Maisie Dobbs de Jacqueline Winspear
Ce n’est que très récemment que j’ai découvert les romans de Jacqueline Winspear, lorsqu’une amie m’a offert le tome 2 de la série pour l’obtention de mon diplôme (encore merci ♥). Malheureusement, les romans ne sont plus édités et si vous souhaitez rencontrer la merveilleuse Maisie Dobbs, il faudra écumer vos bouquineries, encore que seuls les 2 premiers tomes ont été traduits en français… J’ai réussi à trouver le tome 1 et hop, embarqué dans mes valises pour mon périple londonien. Aujourd’hui, je peux vous dire que j’ai très bien fait parce que j’ai adoré cette lecture, c’est un véritable coup de coeur pour moi.
Alors que le récit commence, nous sommes à Londres en 1929 et Maisie Dobbs vient d’ouvrir son bureau d’investigation. Elle n’a pas encore beaucoup d’expérience et est presque désespérée d’entendre le téléphone sonner quand un homme de la bonne société, Mr Davenham, la contacte à propos de doutes sur la fidélité de son épouse. Maisie prend l’affaire en charge, pas forcément réjouie de commencer sa carrière par un banal adultère, mais heureuse de pouvoir commencer à travailler et mettre en pratique l’enseignement qu’elle a reçu. Rapidement, elle se rend compte qu’il ne s’agit pas véritablement d’adultère mais quelque chose de plus complexe faisant resurgir des souvenirs de guerre qu’elle aurait aimé garder enfouis.
Si le roman commence par une introduction policière traditionnelle, celle-ci est rapidement mise de côté pour évoquer l’histoire de Maisie. Nous apprenons d’où elle vient, quel est son parcours, comment elle s’est retrouvée, elle, fille d’épicier londonien et bonne au sein de la maison de Lady et Lord Crompton, étudiante au sein d’une université pour jeunes femmes réputée. On apprend ensuite que Maisie a été infirmière pendant la guerre et si l’on sait que quiconque occupait un poste au sein de cette guerre sanglante est bouleversé, on sent qu’il y a une histoire derrière l’histoire sans parvenir à mettre le doigt dessus.
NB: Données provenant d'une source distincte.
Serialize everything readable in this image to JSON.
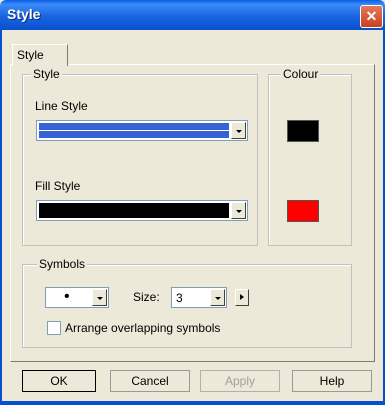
{
  "window": {
    "title": "Style",
    "close_icon": "close-icon"
  },
  "tabs": [
    {
      "label": "Style"
    }
  ],
  "style_group": {
    "label": "Style",
    "line_style_label": "Line Style",
    "line_style_color": "#3563d6",
    "fill_style_label": "Fill Style",
    "fill_style_color": "#000000"
  },
  "colour_group": {
    "label": "Colour",
    "line_colour": "#000000",
    "fill_colour": "#ff0000"
  },
  "symbols_group": {
    "label": "Symbols",
    "symbol_value": "•",
    "size_label": "Size:",
    "size_value": "3",
    "arrange_label": "Arrange overlapping symbols",
    "arrange_checked": false
  },
  "buttons": {
    "ok": "OK",
    "cancel": "Cancel",
    "apply": "Apply",
    "help": "Help"
  }
}
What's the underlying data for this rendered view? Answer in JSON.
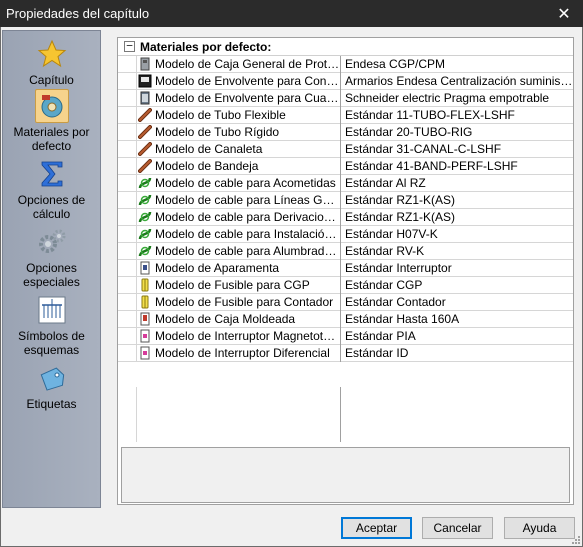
{
  "window": {
    "title": "Propiedades del capítulo"
  },
  "sidebar": {
    "items": [
      {
        "label_line1": "Capítulo",
        "label_line2": "",
        "icon": "star-icon"
      },
      {
        "label_line1": "Materiales por",
        "label_line2": "defecto",
        "icon": "materials-icon"
      },
      {
        "label_line1": "Opciones de",
        "label_line2": "cálculo",
        "icon": "sigma-icon"
      },
      {
        "label_line1": "Opciones",
        "label_line2": "especiales",
        "icon": "gears-icon"
      },
      {
        "label_line1": "Símbolos de",
        "label_line2": "esquemas",
        "icon": "schema-symbol-icon"
      },
      {
        "label_line1": "Etiquetas",
        "label_line2": "",
        "icon": "tag-icon"
      }
    ]
  },
  "group": {
    "toggle": "−",
    "title": "Materiales por defecto:"
  },
  "rows": [
    {
      "prop": "Modelo de Caja General de Protección",
      "value": "Endesa CGP/CPM",
      "icon": "cgp-box-icon"
    },
    {
      "prop": "Modelo de Envolvente para Contadores",
      "value": "Armarios Endesa Centralización suministros eléctricos",
      "icon": "meter-enclosure-icon"
    },
    {
      "prop": "Modelo de Envolvente para Cuadros",
      "value": "Schneider electric Pragma empotrable",
      "icon": "panel-enclosure-icon"
    },
    {
      "prop": "Modelo de Tubo Flexible",
      "value": "Estándar 11-TUBO-FLEX-LSHF",
      "icon": "tube-icon"
    },
    {
      "prop": "Modelo de Tubo Rígido",
      "value": "Estándar 20-TUBO-RIG",
      "icon": "tube-icon"
    },
    {
      "prop": "Modelo de Canaleta",
      "value": "Estándar 31-CANAL-C-LSHF",
      "icon": "tube-icon"
    },
    {
      "prop": "Modelo de Bandeja",
      "value": "Estándar 41-BAND-PERF-LSHF",
      "icon": "tube-icon"
    },
    {
      "prop": "Modelo de cable para Acometidas",
      "value": "Estándar Al RZ",
      "icon": "cable-icon"
    },
    {
      "prop": "Modelo de cable para Líneas Generales",
      "value": "Estándar RZ1-K(AS)",
      "icon": "cable-icon"
    },
    {
      "prop": "Modelo de cable para Derivaciones Individuales",
      "value": "Estándar RZ1-K(AS)",
      "icon": "cable-icon"
    },
    {
      "prop": "Modelo de cable para Instalación Interior",
      "value": "Estándar H07V-K",
      "icon": "cable-icon"
    },
    {
      "prop": "Modelo de cable para Alumbrado Exterior",
      "value": "Estándar RV-K",
      "icon": "cable-icon"
    },
    {
      "prop": "Modelo de Aparamenta",
      "value": "Estándar Interruptor",
      "icon": "switchgear-icon"
    },
    {
      "prop": "Modelo de Fusible para CGP",
      "value": "Estándar CGP",
      "icon": "fuse-icon"
    },
    {
      "prop": "Modelo de Fusible para Contador",
      "value": "Estándar Contador",
      "icon": "fuse-icon"
    },
    {
      "prop": "Modelo de Caja Moldeada",
      "value": "Estándar Hasta 160A",
      "icon": "molded-case-icon"
    },
    {
      "prop": "Modelo de Interruptor Magnetotérmico",
      "value": "Estándar PIA",
      "icon": "breaker-icon"
    },
    {
      "prop": "Modelo de Interruptor Diferencial",
      "value": "Estándar ID",
      "icon": "breaker-icon"
    }
  ],
  "buttons": {
    "ok": "Aceptar",
    "cancel": "Cancelar",
    "help": "Ayuda"
  },
  "close_glyph": "✕"
}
La page dédiée au roman sur le site de l’auteur
Petit à petit, l’auteur dévoile l’histoire de notre héroïne, dépeignant un personnage en demi-teinte. Maisie est un personnage remarquable, tout en nuances. Si elle est chaleureuse, elle peut aussi être très distante. Si courageuse puisse-t-elle être, elle ne trouve pas la force de faire face à son passé et aux décisions qu’elle a prises. Ce n’est qu’à la toute fin du roman qu’on se rend compte de ce qu’elle a vécu et de la façon dont elle a pansé ses blessures (ou évité de le faire) de guerre.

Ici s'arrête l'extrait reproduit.